We just upgraded Python to 2.6 on some of our servers and a number of
our CGI scripts broke because the cgi module has changed the way it
handles POST requests.  When the 'action' attribute was not present in
the form element on an HTML page the module behaved as if the value of
the attribute was the URL which brought the user to the page with the
form, but without the query (?x=y...) part.  Now FieldStorage.getvalue()
is giving the script a list of two copies of the value for some of the
parameters (folding in the parameters from the previous request) instead
of the single string it used to return for each.  I searched the python
mailing list looking for a discussion of the proposal to impose this
change of behavior, and perhaps I wasn't using the right phrases in my
search, but I didn't find anything.  I didn't get many responses when I
asked for pointers to this discussion, but the few I did get were from
people who were as surprised as we were.  It's not clear to us (or to
those who responded on the mailing list) that the applicable RFCs
provide completely clear and unambiguous guidance as to which behavior
is correct, but even if the new behavior is correct, it is unusual to
have changes to the library which break existing code introduced without
any discussion of the impact, or transition period, or options to
preserve the previous behavior.  For what it's worth, it appears that
Perl and PHP (which probably account for the bulk of non-Python CGI
scripts in the wild) both behave the way the pre-2.6 cgi module did.  We
have a workaround (modify all our CGI scripts to explicitly set the
action attribute without the parameter suffix), but I was asked by one
of the regulars on the mailing list to file a bug report here, so I'm
complying with that request.

It appears that the breaking change was introduced with
http://svn.python.org/view?rev=64447&view=rev in connection with
http://bugs.python.org/issue1817.

See
http://mail.python.org/pipermail/python-list/2009-February/529130.html
for repro instructions.

The issue of distinguishing between query-originating parameters and
form-originating parameters has been around for a very long time, and
in my own work, especially where the cgi module has been used, I've
been careful to distinguish between the two types and to merge them
only if this is desired.

See these messages for historical context around this issue:

http://mail.python.org/pipermail/web-sig/2003-October/000060.html
http://mail.python.org/pipermail/web-sig/2003-October/000224.html
http://mail.python.org/pipermail/web-sig/2003-November/000257.html

Here's an old reference to the code which was changed in the cgi module:

http://mail.python.org/pipermail/web-sig/2003-November/000322.html

To summarise, a previous patch for this issue was never submitted
because of the risk of breaking existing code.

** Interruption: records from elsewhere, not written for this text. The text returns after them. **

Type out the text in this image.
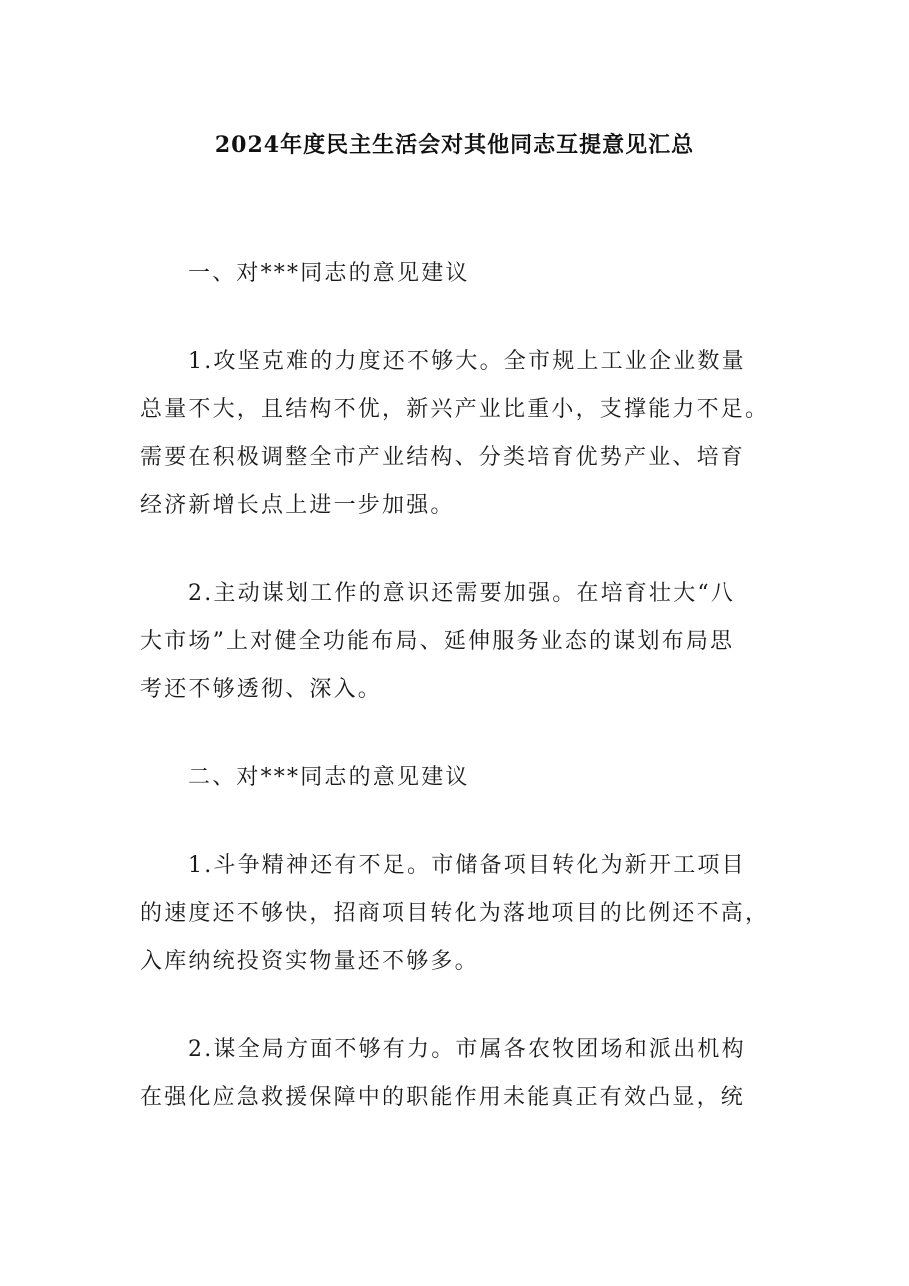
2024年度民主生活会对其他同志互提意见汇总
一、对***同志的意见建议
1.攻坚克难的力度还不够大。全市规上工业企业数量
总量不大，且结构不优，新兴产业比重小，支撑能力不足。
需要在积极调整全市产业结构、分类培育优势产业、培育
经济新增长点上进一步加强。
2.主动谋划工作的意识还需要加强。在培育壮大“八
大市场”上对健全功能布局、延伸服务业态的谋划布局思
考还不够透彻、深入。
二、对***同志的意见建议
1.斗争精神还有不足。市储备项目转化为新开工项目
的速度还不够快，招商项目转化为落地项目的比例还不高，
入库纳统投资实物量还不够多。
2.谋全局方面不够有力。市属各农牧团场和派出机构
在强化应急救援保障中的职能作用未能真正有效凸显，统
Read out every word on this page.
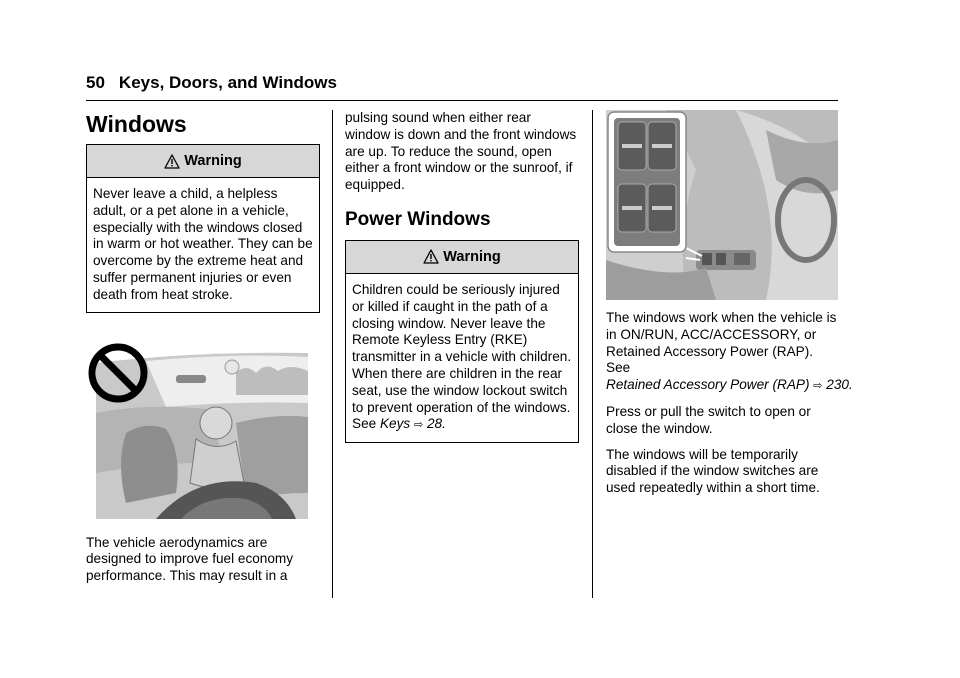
50 Keys, Doors, and Windows
Windows
Warning
Never leave a child, a helpless adult, or a pet alone in a vehicle, especially with the windows closed in warm or hot weather. They can be overcome by the extreme heat and suffer permanent injuries or even death from heat stroke.

The vehicle aerodynamics are designed to improve fuel economy performance. This may result in a

pulsing sound when either rear window is down and the front windows are up. To reduce the sound, open either a front window or the sunroof, if equipped.

Power Windows
Warning
Children could be seriously injured or killed if caught in the path of a closing window. Never leave the Remote Keyless Entry (RKE) transmitter in a vehicle with children. When there are children in the rear seat, use the window lockout switch to prevent operation of the windows. See Keys ⇨ 28.

The windows work when the vehicle is in ON/RUN, ACC/ACCESSORY, or Retained Accessory Power (RAP). See Retained Accessory Power (RAP) ⇨ 230.

Press or pull the switch to open or close the window.

The windows will be temporarily disabled if the window switches are used repeatedly within a short time.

Just to make life interesting, someone went in and changed all the URLs for messages in the Python mailing list.  Here's the new URL for the message which contains the repro instructions:

http://mail.python.org/pipermail/python-list/2009-February/1192951.html

The URL which represents the reported behavior in that message now points to a machine which has been upgraded to Python 2.7, not 2.6 as reported in the repro instructions, but the behavior is still the same.  Of course, these instructions won't be useful forever, because the Debian server which is running Python 2.5 (to show the previous behavior) will (I assume) eventually move on to a later version of Python itself.  But for now the repro instructions are still valid.